Mastercard Inc. (NYSE:MA) showed an increase in its market share today in its earnings report. Earnings per share at the company were $5.36 per share. That’s an excellent result year on year. In the first three months of 2011 the company earned $4.29 per share. The company revealed that its market share had increased in the first quarter to 25.57 per cent of the credit card sector. That increased helped to improve the company’s revenue to $1.8 billion, an increase of around seventeen per cent from last year.
Time Warner Inc. (NYSE:TWX) earned 59 cents per share beating Wall Street’s expectations in the first quarter. The company’s revenue was $6.98 billion. Those numbers are mixed compared with the media giant’s earnings one year ago. In the firs three months of last year the company earned around the same per share and had slightly lower revenues at $6.68 billion. Total earnings were down from last year however from $653 million in 2011. to $583 million this year. The firm’s shares were down on the news in today’s trading. At time of writing the firm was down 1.61% to 37.31.

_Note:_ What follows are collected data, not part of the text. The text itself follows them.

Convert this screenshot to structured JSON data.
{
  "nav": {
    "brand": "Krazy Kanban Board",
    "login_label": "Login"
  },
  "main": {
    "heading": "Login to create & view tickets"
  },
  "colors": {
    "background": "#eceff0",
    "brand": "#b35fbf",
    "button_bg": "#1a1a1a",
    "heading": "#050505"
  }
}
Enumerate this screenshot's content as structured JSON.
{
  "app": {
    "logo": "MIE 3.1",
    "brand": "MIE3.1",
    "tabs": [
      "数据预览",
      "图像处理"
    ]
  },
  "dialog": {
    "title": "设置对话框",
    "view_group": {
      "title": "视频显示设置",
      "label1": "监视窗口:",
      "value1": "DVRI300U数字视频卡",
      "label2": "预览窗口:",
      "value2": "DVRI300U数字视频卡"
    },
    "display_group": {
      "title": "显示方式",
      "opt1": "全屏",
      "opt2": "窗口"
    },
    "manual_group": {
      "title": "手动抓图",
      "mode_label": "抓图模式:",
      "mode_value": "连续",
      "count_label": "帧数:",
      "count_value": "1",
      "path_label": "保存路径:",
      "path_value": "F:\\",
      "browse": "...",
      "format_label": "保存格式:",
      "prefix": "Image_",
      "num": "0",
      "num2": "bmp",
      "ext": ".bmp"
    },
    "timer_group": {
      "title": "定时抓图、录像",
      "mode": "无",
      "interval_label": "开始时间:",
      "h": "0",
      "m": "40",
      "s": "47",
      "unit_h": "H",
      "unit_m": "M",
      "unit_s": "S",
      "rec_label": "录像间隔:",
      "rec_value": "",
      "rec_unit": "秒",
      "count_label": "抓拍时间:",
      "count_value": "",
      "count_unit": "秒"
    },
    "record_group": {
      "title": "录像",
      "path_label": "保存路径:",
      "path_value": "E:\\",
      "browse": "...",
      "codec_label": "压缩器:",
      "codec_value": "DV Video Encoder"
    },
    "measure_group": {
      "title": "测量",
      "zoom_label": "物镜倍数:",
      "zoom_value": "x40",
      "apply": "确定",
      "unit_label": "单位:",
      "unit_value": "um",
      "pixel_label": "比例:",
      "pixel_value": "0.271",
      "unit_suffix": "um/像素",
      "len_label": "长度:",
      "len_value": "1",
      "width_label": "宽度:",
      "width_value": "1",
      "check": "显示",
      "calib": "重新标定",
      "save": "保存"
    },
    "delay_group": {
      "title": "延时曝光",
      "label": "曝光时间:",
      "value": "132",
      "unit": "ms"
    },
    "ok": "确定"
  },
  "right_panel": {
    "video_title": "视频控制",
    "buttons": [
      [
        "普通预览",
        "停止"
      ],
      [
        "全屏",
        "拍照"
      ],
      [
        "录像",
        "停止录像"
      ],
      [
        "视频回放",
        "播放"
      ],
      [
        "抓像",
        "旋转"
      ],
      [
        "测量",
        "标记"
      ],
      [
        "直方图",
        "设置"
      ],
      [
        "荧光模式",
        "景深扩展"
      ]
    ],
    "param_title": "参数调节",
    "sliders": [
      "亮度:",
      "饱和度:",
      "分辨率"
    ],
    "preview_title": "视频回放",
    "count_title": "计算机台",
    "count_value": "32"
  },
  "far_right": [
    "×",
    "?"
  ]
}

CVS Caremark Corporation (NYSE:CVS) showed an increase in profits of around 9% when it announced its earnings earlier today. The company’s earnings stood at $777 million or 59 cents per share for the first three months compared with last year’s $710 million or 52 cents per share. The firm’s revenue was equally positive, up to $30.8 billion from last year’s $25.7 billion. Analysts were expected something in the same region though they looked for higher earnings. The firm also detailed a plan to buy back share worth 3 billion throughout 2012.